The newer and smaller CDCs don't even dare to ask such questions. Without LISC or other intermediaries, some would never blossom into much more than plucky block clubs. Alex Schwartz, who studies housing and economic development at New School University, has analyzed community development organizations in New York. "If you compare CDCs where LISC and Enterprise operate with CDCs in places where they don't, there's a huge difference," Schwartz says, pointing to LISC's extensive involvement with CDCs in New York City. "Upstate, you don't see the same level of scale."
But the greatest challenge LISC faces may be one that it has always faced: how to measure results. Its broad goal for the CDC movement-- building capacity--is vague and hard to quantify. Traditionally, LISC has expressed its impact in terms of dollars invested and units of housing built. But those are rough measures, and they are especially unhelpful in gauging the softer community-building activities.
In 1998, the Urban Institute studied LISC and Enterprise Foundation efforts in 23 cities.
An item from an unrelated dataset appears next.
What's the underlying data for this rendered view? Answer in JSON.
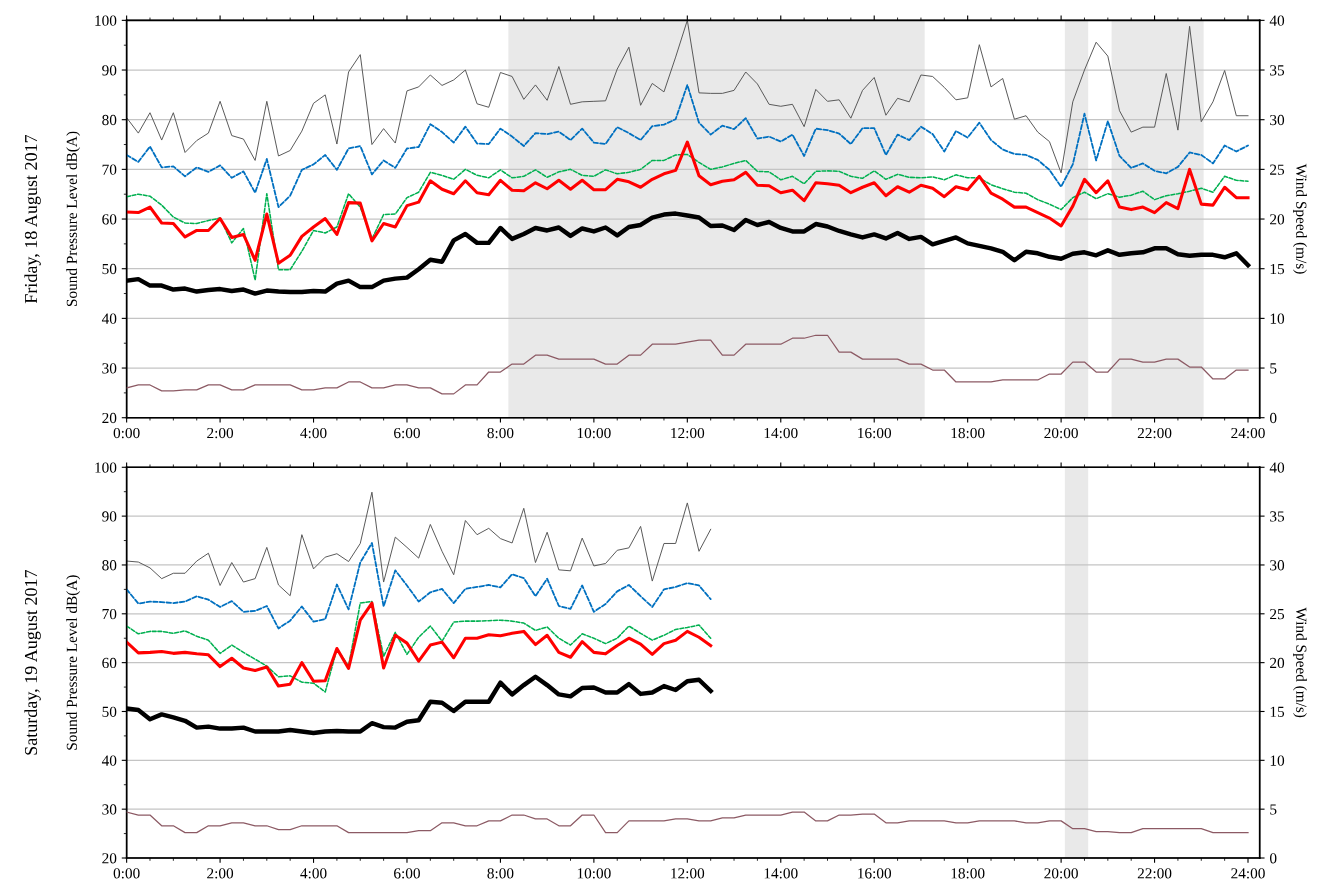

The study found CDC capacity growing strongly by a number of measures. The number of CDCs in those cities capable of producing more than 10 housing units per year grew from 104 in 1991 to 184 in 1997. And there were an increasing number of "top-tier" CDCs with consistent production records, strong internal management and diverse funding sources. But the study still fell far short of measuring the effect LISC or the CDCs were having on overall community life.
Kansas City's LISC office is trying to develop new measures that will track success in the softer areas. It plans to monitor not only how well CDCs manage themselves but also how they affect the quality of life in their communities. Indicators of community health--housing values, crime statistics, school delinquency, and residents' net worth--will be assessed on a neighborhood report card. Funding for CDCs will eventually be tied to these measures.
That could be trouble for some CDCs. Urban theorist Rusk, in his recent book, "Inside Game, Outside Game," analyzed Census data for the Bronx and 33 other neighborhoods where the nation's "best" CDCs operate. What he found was that, despite the activists' best efforts, the communities were gradually falling further behind regional income levels and losing real buying power. According to Rusk, the problem is that inner-city residents are isolated from the regional economies surrounding them, and the CDCs are powerless to deal with that larger problem. "It is like helping a crowd of people run up a down escalator," Rusk wrote. "No matter how fast they run, the escalator comes down at them faster and faster."
It is possible, on the other hand, that the new Census data will produce evidence of the turnaround whose existence Rusk doubts. At any rate, that is what Robert Rubin expects. In his view, it takes little more than a walk through the South Bronx to show that real progress is taking place, and that it didn't come from Washington. "The notion of having community neighborhood leadership driving activity is inherently very sensible," Rubin says. "I was not aware of that until I went to the Bronx."